Calculating odds-ratios (OR) and corresponding confidence intervals (CI) for exposures that have been measured using a continuous scale presents important limitations in the traditional practice of analytic epidemiology. Approximations based on linear models require making arbitrary assumptions about the shape of the relation curve, or about its breakpoints. Categorical analyses generally have low statistical efficiency and cut-off points for the categories are in most cases arbitrary and/or opportunistic. Recent publications in epidemiology have shown an interest in the application of a more general flexible regression technique such as the Generalized Additive Models (GAM) (Hastie and Tibshirani, 1990). This modern regression has the advantage of not assuming a parametric relation between exposure and effect, and eliminates the need for the investigator to impose functional assumptions in this respect. The only assumption required is that the effect of the continuous covariate follows an arbitrary continuous smooth function. In this talk we propose the use of GAM to derive the corresponding nonparametric estimates (and CIs) by means of the Local Scoring Algorithm. This procedure permits great flexibility and adequate statistical efficiency. Definition of the nonparametric OR curve is also extended to the case of having second-order interactions between two continuous covariates .In this context, inferential issues are solved by means of bootstrap resampling techniques. Finally, we illustrate these new methods through several real data sets.

### Extremes of Volterra Series Expansions with Heavy-Tailed Innovations

Linear time series models have widely been used in many areas of science. However, it is becoming increasingly clear that linear models do not represent adequately features often exhibited by data sets from environmental and economical processes. One property which is important and needs exploration is the study of sudden bursts of large positive and negative values the sample paths of non-linear processes generally produce.

There is no unifying theory that is applicable to all non-linear systems and consequently the study of such systems has to be restricted to special classes of non-linear models. Volterra series expansions or polynomial systems are one such class. It is well known that Volterra series expansions are known to be the most general non-linear representation for any stationary sequence.

Volterra series expansions have found significant applications in signal processing such as image, video, and speech processing where the non-linearities are mild enough to allow approximations by low order polynomial approximations. In view of these facts, the study of the extremal properties of finite order Volterra series expansions would be highly valuable in better understanding the extremal properties of non-linear processes as well as understanding the order of identification and adequacy of Volterra series, when used as models in signal processing. In fact, such extremal properties may suggest a way of finding finite order Volterra expansions which is consistent with the non-linearities of the observed process.

In this work, we look at the extremal behavior of Volterra series expansions generated by heavy-tailed innovations, via a point process formulation.

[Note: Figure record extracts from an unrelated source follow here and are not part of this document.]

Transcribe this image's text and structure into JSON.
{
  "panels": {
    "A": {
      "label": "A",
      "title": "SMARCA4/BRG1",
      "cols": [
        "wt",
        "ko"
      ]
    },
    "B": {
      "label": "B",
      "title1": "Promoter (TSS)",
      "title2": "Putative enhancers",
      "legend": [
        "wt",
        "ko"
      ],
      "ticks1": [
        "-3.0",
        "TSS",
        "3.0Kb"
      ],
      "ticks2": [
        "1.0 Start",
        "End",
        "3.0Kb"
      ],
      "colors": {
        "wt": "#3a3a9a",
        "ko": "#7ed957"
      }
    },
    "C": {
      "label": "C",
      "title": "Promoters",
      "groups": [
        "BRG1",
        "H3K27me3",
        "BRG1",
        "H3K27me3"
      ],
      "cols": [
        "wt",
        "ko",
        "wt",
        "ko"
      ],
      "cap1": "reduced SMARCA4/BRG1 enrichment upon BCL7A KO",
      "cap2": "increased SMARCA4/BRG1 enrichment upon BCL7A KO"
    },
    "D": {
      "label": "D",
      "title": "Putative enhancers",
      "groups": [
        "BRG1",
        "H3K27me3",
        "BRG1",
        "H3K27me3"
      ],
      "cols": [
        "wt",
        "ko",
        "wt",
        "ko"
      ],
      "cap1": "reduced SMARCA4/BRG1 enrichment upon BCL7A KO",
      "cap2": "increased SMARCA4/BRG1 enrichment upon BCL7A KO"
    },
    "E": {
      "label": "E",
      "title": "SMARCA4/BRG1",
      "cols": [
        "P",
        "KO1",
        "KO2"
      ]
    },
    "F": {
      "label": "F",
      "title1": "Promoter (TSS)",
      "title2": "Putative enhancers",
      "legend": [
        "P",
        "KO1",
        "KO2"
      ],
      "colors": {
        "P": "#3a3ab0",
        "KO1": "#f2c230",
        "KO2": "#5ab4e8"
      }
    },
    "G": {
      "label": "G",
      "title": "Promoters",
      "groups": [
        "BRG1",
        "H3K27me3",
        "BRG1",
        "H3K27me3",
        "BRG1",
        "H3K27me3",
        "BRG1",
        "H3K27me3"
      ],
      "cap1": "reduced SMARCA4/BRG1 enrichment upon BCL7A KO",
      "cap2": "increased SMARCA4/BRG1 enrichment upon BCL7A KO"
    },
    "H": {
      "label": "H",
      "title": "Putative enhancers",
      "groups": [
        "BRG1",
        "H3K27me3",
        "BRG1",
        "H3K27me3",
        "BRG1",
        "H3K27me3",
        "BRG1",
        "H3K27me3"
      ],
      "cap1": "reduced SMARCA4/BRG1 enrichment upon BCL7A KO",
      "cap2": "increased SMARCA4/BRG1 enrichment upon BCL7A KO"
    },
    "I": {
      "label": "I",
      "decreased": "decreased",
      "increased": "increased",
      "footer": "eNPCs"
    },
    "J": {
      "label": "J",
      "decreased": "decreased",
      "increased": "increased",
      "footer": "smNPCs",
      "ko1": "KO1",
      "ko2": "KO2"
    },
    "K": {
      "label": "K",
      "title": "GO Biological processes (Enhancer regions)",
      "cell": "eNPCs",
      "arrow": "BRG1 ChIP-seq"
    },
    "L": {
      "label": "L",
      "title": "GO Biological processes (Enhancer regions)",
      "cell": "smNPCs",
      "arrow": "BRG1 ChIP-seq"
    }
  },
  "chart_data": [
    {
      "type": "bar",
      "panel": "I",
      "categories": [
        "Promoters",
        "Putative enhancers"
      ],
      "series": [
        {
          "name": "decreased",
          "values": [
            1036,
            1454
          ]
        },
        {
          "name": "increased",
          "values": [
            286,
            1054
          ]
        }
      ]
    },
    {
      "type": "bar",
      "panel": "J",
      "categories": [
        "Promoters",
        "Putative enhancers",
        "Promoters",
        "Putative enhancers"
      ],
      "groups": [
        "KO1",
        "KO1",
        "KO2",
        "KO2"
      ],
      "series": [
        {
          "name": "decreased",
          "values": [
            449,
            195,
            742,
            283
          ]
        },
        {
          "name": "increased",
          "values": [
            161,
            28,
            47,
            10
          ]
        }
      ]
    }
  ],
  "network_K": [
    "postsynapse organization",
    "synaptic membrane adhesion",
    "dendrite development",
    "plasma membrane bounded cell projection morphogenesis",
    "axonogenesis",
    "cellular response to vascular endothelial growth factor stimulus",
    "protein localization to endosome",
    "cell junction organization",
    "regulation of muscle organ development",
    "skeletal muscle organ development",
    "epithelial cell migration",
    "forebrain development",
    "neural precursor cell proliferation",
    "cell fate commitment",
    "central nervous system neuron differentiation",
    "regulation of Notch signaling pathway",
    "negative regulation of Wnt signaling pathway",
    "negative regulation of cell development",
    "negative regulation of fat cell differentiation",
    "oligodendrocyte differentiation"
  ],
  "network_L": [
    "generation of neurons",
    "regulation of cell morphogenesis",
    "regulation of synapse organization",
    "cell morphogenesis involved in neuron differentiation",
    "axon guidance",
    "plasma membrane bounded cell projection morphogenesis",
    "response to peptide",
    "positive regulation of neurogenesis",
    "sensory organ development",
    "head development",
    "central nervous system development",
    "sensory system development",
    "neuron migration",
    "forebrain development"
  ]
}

We also look at some examples of bilinear processes and compare the known results on extremes of such processes with the corresponding adequate Volterra series approximations. A way of determining the proper order of a finite Volterra expansion and hence a finite order polynomial model for the observed non-linear data is also suggested.

### Robust Estimation of the Parameters in the FANOVA Model

We present a robust approach for fitting models with both additive and multiplicative effects of two-way tables. The method is an extension of the median polish technique and uses a robust alternating regression algorithm. The approach is highly robust, and also works well when there are more variables than observations. The model can be simplified to a purely additive or multiplicative model, the latter allows to construct a robust biplot being not predetermined by outliers. The performance of the method will be illustrated by real and artificial examples.